18 Bölüm

34 7 0
                                    


İyi okumalarr 💗

Salonun içi adamlarla doluydu ve içlerinden biri Aras'ın kafasına silah dayayan o adamdı. Depoda öldü sandığım adam. Beni zorla öpen adam...

Aras çok sakin bir şekilde bacağını bacağının üstüne atmış etrafta ki adamlara sert bakışlarını gönderiyordu. Eslem Anıl'ın omzuna kafasını gömmüş ağlıyordu Anıl'da kolunu esleme sarmış Aras gibi adamlara sert sert bakıyordu. Burak ve babamın da ikisinden bir farkı yoktu. Neydi bu rahatlık?

Birinin ıslık çaldığını duyunca bakışlarımı ıslık çalan kişiye yani o adama çevirdim.

"Bugünün yıldızı da sonunda odasından çıkabildi." o adamı görünce içime bir kurt oturmuştu. Hiç iyi hissetmiyordum midem bulanıyor, başım dönüyordu. Hayliyle de gözlerim dolmuştu.
"Ne diyorsun be sen? Ne bu tiyatro?" Güldü. O sevmediğim gülüşlerin aynısıydı. Nefret ediyorum şöyle gülen insanlardan. Ona doğru bir adım attığımda diğer adamların hepsi bir anda üstüme gelmeye başladı. Gözlerim her birinde gezinirken, Aras'ın kafasına silah tutan adam "BEN SÖYLEMEDEN HAREKET ETMEYİN" diye bağırarak adamları durdurdu. Böyle bir hamle yapacağı belliydi zaten bu yüzden karşısında kafamı eğmeden dimdik durdum ve daha fazla yaklaştım. Sırıtarak beni izliyordu. Tam önünde durdum aklımda bir fikir vardı ne kadar işe yarayacağını bilmiyordum ama denemekten fayda gelmezdi. 

Hala bana sırıtarak bakıyordu ve bende buna karşılık vererek gülümsedim. Elindeki silahı indirerek beline taktı ve oda bana yaklaşarak karşımda durdu. Aras'a gözüm kaydı attığı bacağını indirmiş her an ayağa kalkacağı bir pozisyona geçmişti ve bana ne yapıyorsun dercesine bakıyordu. 

Belli etmemek için ona da gülümsedim ve sehpaya baktım oda benimle birlikte bakınca ne yapacağımı anlamış Buraklara söylemek için onlara döndü. Bende tekrar o adama dönmüştüm hala bana gülümseyerek bakıyordu. Gülümsememi soldurmadım. Tamda düşündüğüm gibi elini tutmam için bana sağ elini uzattı. Elini tutacakmış gibi sol elimi uzattım ama sağ elimle sehpanın üzerinde duran bıçağı alıp omzuna batırdım acı dolu çığlığı ile belindeki silahı alıp diğer adamlar harekete geçmesin diye adamın kafasına doğrulttum.

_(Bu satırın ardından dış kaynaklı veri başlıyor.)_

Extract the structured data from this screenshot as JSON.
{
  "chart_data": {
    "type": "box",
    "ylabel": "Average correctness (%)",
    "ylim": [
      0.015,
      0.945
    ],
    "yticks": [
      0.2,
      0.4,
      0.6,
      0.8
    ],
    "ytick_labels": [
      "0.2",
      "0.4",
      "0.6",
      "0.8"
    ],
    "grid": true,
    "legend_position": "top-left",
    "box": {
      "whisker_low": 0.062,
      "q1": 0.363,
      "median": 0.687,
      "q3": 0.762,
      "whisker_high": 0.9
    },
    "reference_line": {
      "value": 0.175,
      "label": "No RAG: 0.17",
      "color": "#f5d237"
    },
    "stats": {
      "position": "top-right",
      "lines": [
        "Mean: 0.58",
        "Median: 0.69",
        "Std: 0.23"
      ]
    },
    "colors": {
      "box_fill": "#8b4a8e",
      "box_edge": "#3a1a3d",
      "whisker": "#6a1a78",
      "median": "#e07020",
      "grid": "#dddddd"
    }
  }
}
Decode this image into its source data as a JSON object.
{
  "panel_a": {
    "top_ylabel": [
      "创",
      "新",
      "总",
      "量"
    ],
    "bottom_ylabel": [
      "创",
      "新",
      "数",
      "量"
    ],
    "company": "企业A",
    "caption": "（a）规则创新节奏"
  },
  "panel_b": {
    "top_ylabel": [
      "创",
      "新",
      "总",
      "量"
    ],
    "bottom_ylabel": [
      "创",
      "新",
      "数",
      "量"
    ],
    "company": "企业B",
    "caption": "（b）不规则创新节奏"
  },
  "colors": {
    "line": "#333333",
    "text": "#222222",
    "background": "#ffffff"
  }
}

Arasta yere attığım bıçağı alıp diğerlerinin yanına geçti hepsi bir araya toplanmıştı.

Adamlar bize doğru gelmeye başlayınca silahı tuttuğum adam bağırdı.
"SAKIN BENİ TEHLİKEYE ATICAK BİR ŞEY YAPMAYIN!" kulağına yaklaşarak güldüm. 

"Ne oldu az önce gülüyordun?" bir şey söylemedi sadece acıyla sızlanışını duyuyordum. Zaten her tarafı ya yara yada morluk içindeydi.

"Planladığın gibi gitmedi tabi morali düştü yazık. Diyen kişi Burak'tı onlara doğru döndüğümde Anıl hala Eslem'i koruyordu diğerleri ise sert bakışları ile etrafa bakmaya devam ediyorlardı. Aras dışında. Aras yere odaklanmış oraya bakıyor kafasını bize doğru kaldıramıyordu. Aras tepki vermeyince Burak elinden bıçağı alıp koruma amaçlı önlerine geçti. Silahı kafasına doğrulttuğum adam gülmeye başladı. İsmini bilmediğim için hala adam diyordum. Bilmeyerek en iyisini yapıyordum. Silahı daha fazla kafasına bastırdım hala gülüyordu. 

"Aras beni öldürmenize izin vermez."

"Ne diyorsun be." diye çıkıştığımda gülüşü kahkahaya döndü. Aras'a bakamıyordum. Söylediğinin doğru olmasından korkuyordum.

"Yoksa onun abisi olduğumu size söylemedi mi?" 

Burak, ben ve anıl aynanda "ne?" diye diğer cümlesini kesmiştik.